Just got back from a couple days at the cabin.  For the first time yet, my wife and I left the kids behind and took a trip, just the two of us.  We spent our time hiking, tubing, fishing, and even caught an art festival in Blairsville.  
We had lunch along the Noontootla after hiking to Long Creek Falls and managed to grab this shot.  It was nearly noon time when I took it but the overcast and humid weather allowed for soft light.
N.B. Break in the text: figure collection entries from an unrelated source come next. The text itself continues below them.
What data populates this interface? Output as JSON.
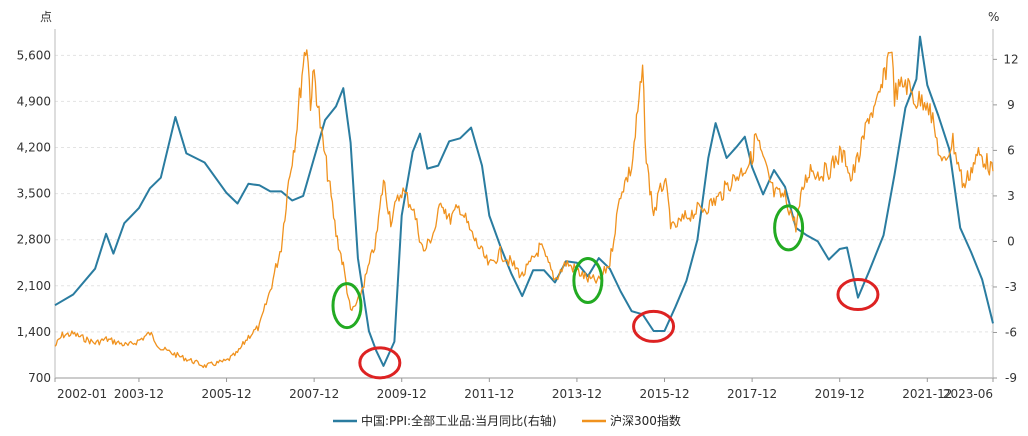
{
  "chart_data": {
    "type": "line",
    "left_unit": "点",
    "right_unit": "%",
    "x_range": [
      "2002-01",
      "2023-06"
    ],
    "x_ticks": [
      "2002-01",
      "2003-12",
      "2005-12",
      "2007-12",
      "2009-12",
      "2011-12",
      "2013-12",
      "2015-12",
      "2017-12",
      "2019-12",
      "2021-12",
      "2023-06"
    ],
    "y_left": {
      "range": [
        700,
        6000
      ],
      "ticks": [
        "700",
        "1,400",
        "2,100",
        "2,800",
        "3,500",
        "4,200",
        "4,900",
        "5,600"
      ],
      "tick_values": [
        700,
        1400,
        2100,
        2800,
        3500,
        4200,
        4900,
        5600
      ]
    },
    "y_right": {
      "range": [
        -9,
        14
      ],
      "ticks": [
        "-9",
        "-6",
        "-3",
        "0",
        "3",
        "6",
        "9",
        "12"
      ],
      "tick_values": [
        -9,
        -6,
        -3,
        0,
        3,
        6,
        9,
        12
      ]
    },
    "grid": true,
    "legend_position": "bottom-center",
    "series": [
      {
        "name": "中国:PPI:全部工业品:当月同比(右轴)",
        "axis": "right",
        "color": "#2a7ca0",
        "points": [
          [
            "2002-01",
            -4.2
          ],
          [
            "2002-06",
            -3.5
          ],
          [
            "2002-12",
            -1.8
          ],
          [
            "2003-03",
            0.5
          ],
          [
            "2003-05",
            -0.8
          ],
          [
            "2003-08",
            1.2
          ],
          [
            "2003-12",
            2.2
          ],
          [
            "2004-03",
            3.5
          ],
          [
            "2004-06",
            4.2
          ],
          [
            "2004-10",
            8.2
          ],
          [
            "2005-01",
            5.8
          ],
          [
            "2005-06",
            5.2
          ],
          [
            "2005-12",
            3.2
          ],
          [
            "2006-03",
            2.5
          ],
          [
            "2006-06",
            3.8
          ],
          [
            "2006-09",
            3.7
          ],
          [
            "2006-12",
            3.3
          ],
          [
            "2007-03",
            3.3
          ],
          [
            "2007-06",
            2.7
          ],
          [
            "2007-09",
            3.0
          ],
          [
            "2007-12",
            5.5
          ],
          [
            "2008-03",
            8.0
          ],
          [
            "2008-06",
            8.9
          ],
          [
            "2008-08",
            10.1
          ],
          [
            "2008-10",
            6.5
          ],
          [
            "2008-12",
            -1.1
          ],
          [
            "2009-03",
            -5.9
          ],
          [
            "2009-05",
            -7.2
          ],
          [
            "2009-07",
            -8.2
          ],
          [
            "2009-10",
            -6.6
          ],
          [
            "2009-12",
            1.7
          ],
          [
            "2010-03",
            5.9
          ],
          [
            "2010-05",
            7.1
          ],
          [
            "2010-07",
            4.8
          ],
          [
            "2010-10",
            5.0
          ],
          [
            "2011-01",
            6.6
          ],
          [
            "2011-04",
            6.8
          ],
          [
            "2011-07",
            7.5
          ],
          [
            "2011-10",
            5.0
          ],
          [
            "2011-12",
            1.7
          ],
          [
            "2012-03",
            -0.3
          ],
          [
            "2012-06",
            -2.1
          ],
          [
            "2012-09",
            -3.6
          ],
          [
            "2012-12",
            -1.9
          ],
          [
            "2013-03",
            -1.9
          ],
          [
            "2013-06",
            -2.7
          ],
          [
            "2013-09",
            -1.3
          ],
          [
            "2013-12",
            -1.4
          ],
          [
            "2014-03",
            -2.3
          ],
          [
            "2014-06",
            -1.1
          ],
          [
            "2014-09",
            -1.8
          ],
          [
            "2014-12",
            -3.3
          ],
          [
            "2015-03",
            -4.6
          ],
          [
            "2015-06",
            -4.8
          ],
          [
            "2015-09",
            -5.9
          ],
          [
            "2015-12",
            -5.9
          ],
          [
            "2016-03",
            -4.3
          ],
          [
            "2016-06",
            -2.6
          ],
          [
            "2016-09",
            0.1
          ],
          [
            "2016-12",
            5.5
          ],
          [
            "2017-02",
            7.8
          ],
          [
            "2017-05",
            5.5
          ],
          [
            "2017-08",
            6.3
          ],
          [
            "2017-10",
            6.9
          ],
          [
            "2017-12",
            4.9
          ],
          [
            "2018-03",
            3.1
          ],
          [
            "2018-06",
            4.7
          ],
          [
            "2018-09",
            3.6
          ],
          [
            "2018-12",
            0.9
          ],
          [
            "2019-03",
            0.4
          ],
          [
            "2019-06",
            0.0
          ],
          [
            "2019-09",
            -1.2
          ],
          [
            "2019-12",
            -0.5
          ],
          [
            "2020-02",
            -0.4
          ],
          [
            "2020-05",
            -3.7
          ],
          [
            "2020-08",
            -2.0
          ],
          [
            "2020-12",
            0.4
          ],
          [
            "2021-03",
            4.4
          ],
          [
            "2021-06",
            8.8
          ],
          [
            "2021-09",
            10.7
          ],
          [
            "2021-10",
            13.5
          ],
          [
            "2021-12",
            10.3
          ],
          [
            "2022-03",
            8.3
          ],
          [
            "2022-06",
            6.1
          ],
          [
            "2022-09",
            0.9
          ],
          [
            "2022-12",
            -0.7
          ],
          [
            "2023-03",
            -2.5
          ],
          [
            "2023-06",
            -5.4
          ]
        ]
      },
      {
        "name": "沪深300指数",
        "axis": "left",
        "color": "#f0921e",
        "points": [
          [
            "2002-01",
            1180
          ],
          [
            "2002-03",
            1350
          ],
          [
            "2002-06",
            1370
          ],
          [
            "2002-09",
            1300
          ],
          [
            "2002-12",
            1230
          ],
          [
            "2003-03",
            1290
          ],
          [
            "2003-06",
            1240
          ],
          [
            "2003-09",
            1190
          ],
          [
            "2003-12",
            1270
          ],
          [
            "2004-03",
            1380
          ],
          [
            "2004-06",
            1150
          ],
          [
            "2004-09",
            1080
          ],
          [
            "2004-12",
            1010
          ],
          [
            "2005-03",
            950
          ],
          [
            "2005-06",
            880
          ],
          [
            "2005-09",
            920
          ],
          [
            "2005-12",
            960
          ],
          [
            "2006-03",
            1080
          ],
          [
            "2006-06",
            1330
          ],
          [
            "2006-09",
            1480
          ],
          [
            "2006-12",
            2040
          ],
          [
            "2007-03",
            2700
          ],
          [
            "2007-05",
            3700
          ],
          [
            "2007-07",
            4400
          ],
          [
            "2007-09",
            5500
          ],
          [
            "2007-10",
            5800
          ],
          [
            "2007-11",
            4900
          ],
          [
            "2007-12",
            5330
          ],
          [
            "2008-02",
            4400
          ],
          [
            "2008-04",
            3700
          ],
          [
            "2008-06",
            2900
          ],
          [
            "2008-08",
            2400
          ],
          [
            "2008-10",
            1700
          ],
          [
            "2008-12",
            1850
          ],
          [
            "2009-02",
            2200
          ],
          [
            "2009-05",
            2800
          ],
          [
            "2009-07",
            3700
          ],
          [
            "2009-09",
            3100
          ],
          [
            "2009-12",
            3560
          ],
          [
            "2010-03",
            3300
          ],
          [
            "2010-06",
            2600
          ],
          [
            "2010-09",
            2950
          ],
          [
            "2010-11",
            3400
          ],
          [
            "2011-01",
            3100
          ],
          [
            "2011-04",
            3300
          ],
          [
            "2011-07",
            2900
          ],
          [
            "2011-09",
            2700
          ],
          [
            "2011-12",
            2400
          ],
          [
            "2012-03",
            2600
          ],
          [
            "2012-06",
            2450
          ],
          [
            "2012-09",
            2250
          ],
          [
            "2012-12",
            2500
          ],
          [
            "2013-02",
            2700
          ],
          [
            "2013-06",
            2200
          ],
          [
            "2013-09",
            2450
          ],
          [
            "2013-12",
            2330
          ],
          [
            "2014-03",
            2200
          ],
          [
            "2014-06",
            2170
          ],
          [
            "2014-09",
            2450
          ],
          [
            "2014-12",
            3530
          ],
          [
            "2015-03",
            3900
          ],
          [
            "2015-05",
            4900
          ],
          [
            "2015-06",
            5350
          ],
          [
            "2015-07",
            4000
          ],
          [
            "2015-09",
            3200
          ],
          [
            "2015-12",
            3730
          ],
          [
            "2016-02",
            2950
          ],
          [
            "2016-06",
            3150
          ],
          [
            "2016-09",
            3250
          ],
          [
            "2016-12",
            3310
          ],
          [
            "2017-03",
            3450
          ],
          [
            "2017-06",
            3670
          ],
          [
            "2017-09",
            3830
          ],
          [
            "2017-12",
            4030
          ],
          [
            "2018-01",
            4400
          ],
          [
            "2018-03",
            4000
          ],
          [
            "2018-06",
            3500
          ],
          [
            "2018-09",
            3450
          ],
          [
            "2018-12",
            3010
          ],
          [
            "2019-02",
            3600
          ],
          [
            "2019-04",
            3900
          ],
          [
            "2019-06",
            3800
          ],
          [
            "2019-09",
            3850
          ],
          [
            "2019-12",
            4100
          ],
          [
            "2020-02",
            4000
          ],
          [
            "2020-03",
            3700
          ],
          [
            "2020-06",
            4200
          ],
          [
            "2020-08",
            4700
          ],
          [
            "2020-10",
            4800
          ],
          [
            "2020-12",
            5210
          ],
          [
            "2021-02",
            5800
          ],
          [
            "2021-03",
            5000
          ],
          [
            "2021-06",
            5200
          ],
          [
            "2021-09",
            4900
          ],
          [
            "2021-12",
            4940
          ],
          [
            "2022-03",
            4200
          ],
          [
            "2022-04",
            3900
          ],
          [
            "2022-07",
            4300
          ],
          [
            "2022-10",
            3600
          ],
          [
            "2022-12",
            3870
          ],
          [
            "2023-02",
            4100
          ],
          [
            "2023-04",
            4000
          ],
          [
            "2023-06",
            3840
          ]
        ]
      }
    ]
  },
  "annotations": [
    {
      "shape": "ellipse",
      "color": "#22aa22",
      "at": {
        "date": "2008-09",
        "value": 1800
      },
      "value_axis": "left"
    },
    {
      "shape": "ellipse",
      "color": "#dd2222",
      "at": {
        "date": "2009-06",
        "value": -8.0
      },
      "value_axis": "right"
    },
    {
      "shape": "ellipse",
      "color": "#22aa22",
      "at": {
        "date": "2014-03",
        "value": 2180
      },
      "value_axis": "left"
    },
    {
      "shape": "ellipse",
      "color": "#dd2222",
      "at": {
        "date": "2015-09",
        "value": -5.6
      },
      "value_axis": "right"
    },
    {
      "shape": "ellipse",
      "color": "#22aa22",
      "at": {
        "date": "2018-10",
        "value": 2980
      },
      "value_axis": "left"
    },
    {
      "shape": "ellipse",
      "color": "#dd2222",
      "at": {
        "date": "2020-05",
        "value": -3.5
      },
      "value_axis": "right"
    }
  ]
}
Got lucky I guess.  Got a few more from this area that I will work up as time permits.  
Sure feels good to shoot something...I struggle to finds subjects here at home but never have that problem when we travel.  Guess I'm too used to things around here I guess.

Camera Settings:
*Nikon D90, 17mm, f/8, ISO 200, 10/20th sec*


----------



## Hoss (Jul 25, 2013)

Beautiful, Jason.  Good to see a photo from you.  Course this one just got us hungry for more.

Hoss


----------



## cre8foru (Jul 25, 2013)

Thats an awesome shot. Clouds are sometimes a good thing.


----------



## Fishlipps Revisited (Jul 25, 2013)

that's suitable for framing...and, for sale....it almost looks 3 dimensional...


----------



## JasonF (Jul 25, 2013)

Thank you guys!  It will definitely be getting a frame or wrapped in canvas.  Tried the selling thing a few years back and didn't get a whole lot of interest so I decided to keep them to myself.  Thanks again!


----------



## JasonF (Jul 25, 2013)

Oh, as far as the three dimensional look, this is actually one exposure.  Light can do some amazing things to photographs if you catch it just right...I think this was one of those moments.


----------



## Mscott (Jul 25, 2013)

That would look awesome at my parents cabin. Which happens to be on the Noontootla.


----------



## quinn (Jul 25, 2013)

Awesome shot Jason!Glad y'all had a good trip!


----------



## CowetaLonghorn (Jul 26, 2013)

Sweet!


----------



## ronfritz (Jul 26, 2013)

Great shot Jason.  One of my favorite out of the way but still easy to get to places.


----------



## JasonF (Jul 28, 2013)

Thanks a lot guys!


----------



## wvdawg (Jul 28, 2013)

That is a beauty Jason!  Nicely captured!


----------



## mike bell (Jul 28, 2013)

WOW!  that is an awesome shot.  I wish I could figure out how to do stuff like that.


----------



## Crickett (Jul 29, 2013)

Beautiful shot!


----------



## rip18 (Jul 30, 2013)

WOW!  Great job on that capture!


----------